Once you have them tagged you can immediately start to construct scripts in the browser to collect metrics in Nagios format. These will be polled every 30 seconds and will be immediately available to use in Dashboards and Alerts. With the benefit that you can create different views on the same data by combining tags for your environments and services.
The other major benefit is you can go from deciding what additional metric to grab from Jolokia to being able to graph and alert on it in seconds. Once you have Jolokia and the Outlyer agent on a server you never need to do anything other than create and edit scripts in the browser. You have a platform where everything is available and a central place where you can edit what to collect in real-time.
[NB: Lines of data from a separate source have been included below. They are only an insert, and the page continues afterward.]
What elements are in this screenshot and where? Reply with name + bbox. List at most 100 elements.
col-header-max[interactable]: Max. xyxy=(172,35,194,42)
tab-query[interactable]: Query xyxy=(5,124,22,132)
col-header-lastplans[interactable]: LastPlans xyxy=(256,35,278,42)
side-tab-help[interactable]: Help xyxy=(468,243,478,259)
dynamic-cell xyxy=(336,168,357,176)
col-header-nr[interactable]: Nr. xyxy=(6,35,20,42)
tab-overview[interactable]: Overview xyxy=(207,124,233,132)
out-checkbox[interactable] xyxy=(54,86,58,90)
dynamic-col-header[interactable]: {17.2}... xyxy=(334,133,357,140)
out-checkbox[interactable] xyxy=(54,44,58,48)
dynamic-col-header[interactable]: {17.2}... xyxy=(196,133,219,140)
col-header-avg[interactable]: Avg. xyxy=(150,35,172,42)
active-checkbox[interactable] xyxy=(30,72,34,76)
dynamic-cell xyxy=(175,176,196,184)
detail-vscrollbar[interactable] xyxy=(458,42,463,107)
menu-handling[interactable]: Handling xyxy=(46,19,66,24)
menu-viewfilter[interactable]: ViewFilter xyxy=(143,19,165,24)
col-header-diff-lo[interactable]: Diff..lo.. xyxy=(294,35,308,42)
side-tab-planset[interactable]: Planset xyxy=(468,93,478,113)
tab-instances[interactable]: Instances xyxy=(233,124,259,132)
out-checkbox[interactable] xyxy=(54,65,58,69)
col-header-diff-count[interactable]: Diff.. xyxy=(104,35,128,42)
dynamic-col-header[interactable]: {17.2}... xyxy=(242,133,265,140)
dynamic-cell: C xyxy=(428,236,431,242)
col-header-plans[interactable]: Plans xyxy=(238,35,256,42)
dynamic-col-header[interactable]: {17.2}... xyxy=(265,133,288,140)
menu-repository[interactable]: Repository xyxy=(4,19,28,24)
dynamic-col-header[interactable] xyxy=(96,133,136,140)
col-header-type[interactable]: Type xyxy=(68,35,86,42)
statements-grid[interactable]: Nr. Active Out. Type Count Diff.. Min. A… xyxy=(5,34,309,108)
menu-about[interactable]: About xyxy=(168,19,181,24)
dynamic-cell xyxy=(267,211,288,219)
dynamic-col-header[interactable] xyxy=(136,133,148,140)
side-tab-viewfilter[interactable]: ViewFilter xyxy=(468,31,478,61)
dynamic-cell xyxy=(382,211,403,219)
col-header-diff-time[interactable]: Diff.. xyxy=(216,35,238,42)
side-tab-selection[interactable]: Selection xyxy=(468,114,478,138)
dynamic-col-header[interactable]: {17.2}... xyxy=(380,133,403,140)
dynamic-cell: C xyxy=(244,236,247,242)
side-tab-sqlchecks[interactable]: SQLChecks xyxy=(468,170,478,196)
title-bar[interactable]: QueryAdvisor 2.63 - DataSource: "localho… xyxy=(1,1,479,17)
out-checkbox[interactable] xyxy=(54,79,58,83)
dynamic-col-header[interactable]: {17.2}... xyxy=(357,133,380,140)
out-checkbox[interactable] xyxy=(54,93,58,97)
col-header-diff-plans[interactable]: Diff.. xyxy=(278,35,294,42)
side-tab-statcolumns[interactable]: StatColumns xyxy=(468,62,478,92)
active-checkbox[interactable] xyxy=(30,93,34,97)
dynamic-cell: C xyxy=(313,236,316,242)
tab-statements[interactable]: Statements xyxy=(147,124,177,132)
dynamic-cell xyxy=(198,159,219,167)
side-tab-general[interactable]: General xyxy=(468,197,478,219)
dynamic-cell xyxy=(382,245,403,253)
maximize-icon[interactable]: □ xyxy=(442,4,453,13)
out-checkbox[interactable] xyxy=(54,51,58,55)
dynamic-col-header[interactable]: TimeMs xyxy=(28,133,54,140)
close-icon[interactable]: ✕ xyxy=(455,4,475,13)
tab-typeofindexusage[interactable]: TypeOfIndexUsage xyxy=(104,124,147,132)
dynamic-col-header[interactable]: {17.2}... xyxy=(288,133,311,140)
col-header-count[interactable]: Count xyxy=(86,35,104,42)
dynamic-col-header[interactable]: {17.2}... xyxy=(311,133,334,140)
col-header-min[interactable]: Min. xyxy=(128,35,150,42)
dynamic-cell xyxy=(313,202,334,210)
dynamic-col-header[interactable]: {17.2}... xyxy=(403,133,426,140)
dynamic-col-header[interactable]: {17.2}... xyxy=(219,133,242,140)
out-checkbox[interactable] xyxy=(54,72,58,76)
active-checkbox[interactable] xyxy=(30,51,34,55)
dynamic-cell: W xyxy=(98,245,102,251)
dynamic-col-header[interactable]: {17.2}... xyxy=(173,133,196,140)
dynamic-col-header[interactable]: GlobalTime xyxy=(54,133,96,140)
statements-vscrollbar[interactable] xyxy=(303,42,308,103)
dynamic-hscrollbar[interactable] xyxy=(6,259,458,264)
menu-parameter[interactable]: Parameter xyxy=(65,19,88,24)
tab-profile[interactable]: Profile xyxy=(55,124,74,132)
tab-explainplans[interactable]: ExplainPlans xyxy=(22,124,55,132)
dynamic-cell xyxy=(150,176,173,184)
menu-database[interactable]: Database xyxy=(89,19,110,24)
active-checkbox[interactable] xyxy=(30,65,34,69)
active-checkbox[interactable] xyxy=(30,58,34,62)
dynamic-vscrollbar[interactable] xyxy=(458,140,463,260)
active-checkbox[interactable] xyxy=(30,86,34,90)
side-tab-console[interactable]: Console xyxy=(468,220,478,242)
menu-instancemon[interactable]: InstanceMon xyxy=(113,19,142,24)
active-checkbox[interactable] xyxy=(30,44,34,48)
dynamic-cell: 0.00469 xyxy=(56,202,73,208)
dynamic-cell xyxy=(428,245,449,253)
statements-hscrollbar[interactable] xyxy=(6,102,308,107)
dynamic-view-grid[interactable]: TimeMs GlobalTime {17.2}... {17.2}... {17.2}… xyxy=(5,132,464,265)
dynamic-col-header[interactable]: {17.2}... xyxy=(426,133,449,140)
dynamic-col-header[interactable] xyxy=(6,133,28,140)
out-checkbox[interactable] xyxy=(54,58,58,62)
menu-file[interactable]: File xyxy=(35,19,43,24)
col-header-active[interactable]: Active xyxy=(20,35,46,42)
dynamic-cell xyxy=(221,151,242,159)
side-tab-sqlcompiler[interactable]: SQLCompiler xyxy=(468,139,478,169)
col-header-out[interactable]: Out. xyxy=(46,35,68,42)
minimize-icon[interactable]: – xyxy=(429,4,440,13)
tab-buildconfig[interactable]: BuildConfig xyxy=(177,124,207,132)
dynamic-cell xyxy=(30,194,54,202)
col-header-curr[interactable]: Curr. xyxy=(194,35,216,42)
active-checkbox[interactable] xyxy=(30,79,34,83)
To get the Etsy JVM Profiler working you don’t need to setup anything other than the –javaagent on the server you wish to profile. Simply send the StatsD traffic into the Docker container in your account.
-javaagent:/usr/lib/statsd-jvm-profiler-0.8.2.jar=\ server=fingerprint.statsd.outlyer.com,port=8125
In the above case I downloaded the jar file into /usr/lib/ and then set the fingerprint my ‘outlyer’ container address. Some more details can be found here:
https://support.outlyer.com/hc/en-gb/articles/204924459-Hosted-StatsD
So to confirm, the only real effort you guys need to go to is putting a couple of jar files into directories and adding a couple of —javaagent options to your JVM’s. One so we can poll from Nagios scripts in Outlyer, and one so the JVM emits StatsD metrics directly to us. This should all only take a few minutes to setup and we’re available on Slack to help as always.
Update: September 2016
It’s really simple to start monitoring Java applications in Outlyer using our Prometheus plugins. Simply install a Outlyer agent on your Java server, start a Prometheus JMX exporter and use the Outlyer agent to scrape the metrics. You can also scrape metrics endpoints in your application if you instrument using a Prometheus client library.